1.人々が好みのニュース、情報、それこそ自分にとって都合のいい情報のみを見聞きするようになる傾向ーこれを「選択的接触という

2.SNSで自分と似たような人とばかり交流するようになり、意見が増幅される現状ーこれを「エコーチェンバー現象」という

これらによって政治的意見を始めさまざまな面で意見が分極化する、というふうに私自身も感じていたが、この研究レポートはその傾向について検証したものである。

結論からいうとFacebooktwitterでは分極化の一定の傾向はあると認めたものの、本研究レポートの調査はネットによって意見が分極化して社会が分断される、という結果に疑問を呈している。

研究レポートを見ると、ネットがネトウヨを始めとする「保守(個人的には彼らを「保守」の中に入れるには抵抗がある)」とリベラル派という元々政治的意識の高い人達がFacebooktwitterを使って意見を述べているので、ネット自体がネトウヨを始めとする「保守」とリベラルを分断しているとはいえない。

つまり数学的にいえば元々いた保守とリベラルがSNSを使ってネットの中で分断状況を作っているが、ネットがあったから保守とリベラルが分極化しているわけではないー必要条件ではあるが十分条件ではないーということらしい。

それはある意味正しいかもしれない。特にネトウヨといわれる人たちは全ネットユーザーの2%に過ぎないし、社会的にも圧倒的少数派だ。

だが最大の問題はこうした「ネットの少数派」はネットのあちこちで発言したり、成りすまし等で多数派工作をしたり等も含め、さらにネトウヨの同類が集まることによる「エコーチェンバー現象」によってあたかも彼らの意見が「多数派」であるかのように見えてしまう。という点であろう。

実際のネットユーザーの大半ではリベラルでもなく保守、ネトウヨでもない政治その他に対する関心の薄い人達である。それは世論調査で「支持政党なし」が50%を毎回超えている現状からもわかる。

つまり上記の研究レポートからいえるのはネットによって分極化は進んでいないものの

ネットでマイノリテイ―な意見が増幅されて、あたかも多数派であるかのように錯覚してしまう。

ということはいえるのではないだろうか?

上記のレポートでは「クレーム」についての研究もしており、いわゆる実際のクレームしたより、ナンセンスクレームや炎上をしかける人たちは全体1%に過ぎないというデータを提示している。

つまり 

ネットではノイジーマイノリテイーの意見が増幅される傾向が強い

ということはいえるかもしれない

これは私の予測だが一定の方向の意見を増幅する「エコーチェンバー現象」の影響が強いと考える。特に炎上をしかけたり、芸能人に難くせをつけて叩くような人間は基本的にヒマ人であり、そういうヒマ人は一定の場所に集結する傾向が強いからだ。実際「炎上」が始まると決まってその炎上を増幅させようとする輩が横から入ってくる。「炎上」場所はそういう「ネットのヒマ人」の集結場所になる。
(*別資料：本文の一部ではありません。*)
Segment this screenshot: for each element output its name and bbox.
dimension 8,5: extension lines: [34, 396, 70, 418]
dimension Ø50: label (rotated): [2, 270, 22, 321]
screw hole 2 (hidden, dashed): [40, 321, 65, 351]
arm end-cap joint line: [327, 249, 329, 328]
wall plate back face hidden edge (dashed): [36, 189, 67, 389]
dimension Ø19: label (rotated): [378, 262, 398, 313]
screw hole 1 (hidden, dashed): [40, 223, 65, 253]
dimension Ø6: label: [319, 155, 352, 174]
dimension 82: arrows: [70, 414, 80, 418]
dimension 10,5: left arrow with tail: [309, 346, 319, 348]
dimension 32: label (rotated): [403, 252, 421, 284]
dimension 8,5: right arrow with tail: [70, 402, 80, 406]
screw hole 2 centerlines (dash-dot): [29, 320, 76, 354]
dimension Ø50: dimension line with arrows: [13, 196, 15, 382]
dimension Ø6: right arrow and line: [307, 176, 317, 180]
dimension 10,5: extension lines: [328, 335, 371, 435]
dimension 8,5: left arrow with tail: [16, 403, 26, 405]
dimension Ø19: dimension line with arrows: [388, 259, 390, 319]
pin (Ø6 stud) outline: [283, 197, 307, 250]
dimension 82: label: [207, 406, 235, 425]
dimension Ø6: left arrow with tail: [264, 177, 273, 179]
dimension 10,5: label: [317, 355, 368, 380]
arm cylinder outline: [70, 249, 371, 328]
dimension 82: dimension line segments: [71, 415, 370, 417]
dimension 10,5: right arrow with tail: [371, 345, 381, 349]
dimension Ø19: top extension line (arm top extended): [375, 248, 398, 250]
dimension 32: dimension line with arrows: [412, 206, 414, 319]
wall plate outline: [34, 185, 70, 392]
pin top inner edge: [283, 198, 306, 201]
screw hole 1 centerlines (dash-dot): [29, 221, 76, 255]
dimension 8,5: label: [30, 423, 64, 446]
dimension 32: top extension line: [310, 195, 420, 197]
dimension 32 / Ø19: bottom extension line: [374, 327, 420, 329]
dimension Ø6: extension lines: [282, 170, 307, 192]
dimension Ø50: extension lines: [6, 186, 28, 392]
それらを考えるとよくSNSのヘッドラインニュースで芸能人の誰々のブログなりSNSが炎上状態になったというニュースが広がるが、多くの場合報道する価値が果たしてあるのか疑問だ。(芸能ニュース的には「面白おかしく」伝えるいいネタなのでちょうどいいのかもしれないが..)  そのことに限らずマスコミも企業もそして社会全体もこういうノイジーマイノリテイが仕掛ける炎上、クレームに対していささか過剰反応し過ぎではないのか、と思う。

ネットはノイジーマイノリテイ―的な見解を増幅しやすい。そういう認識を広めることが大事なのではないだろうか?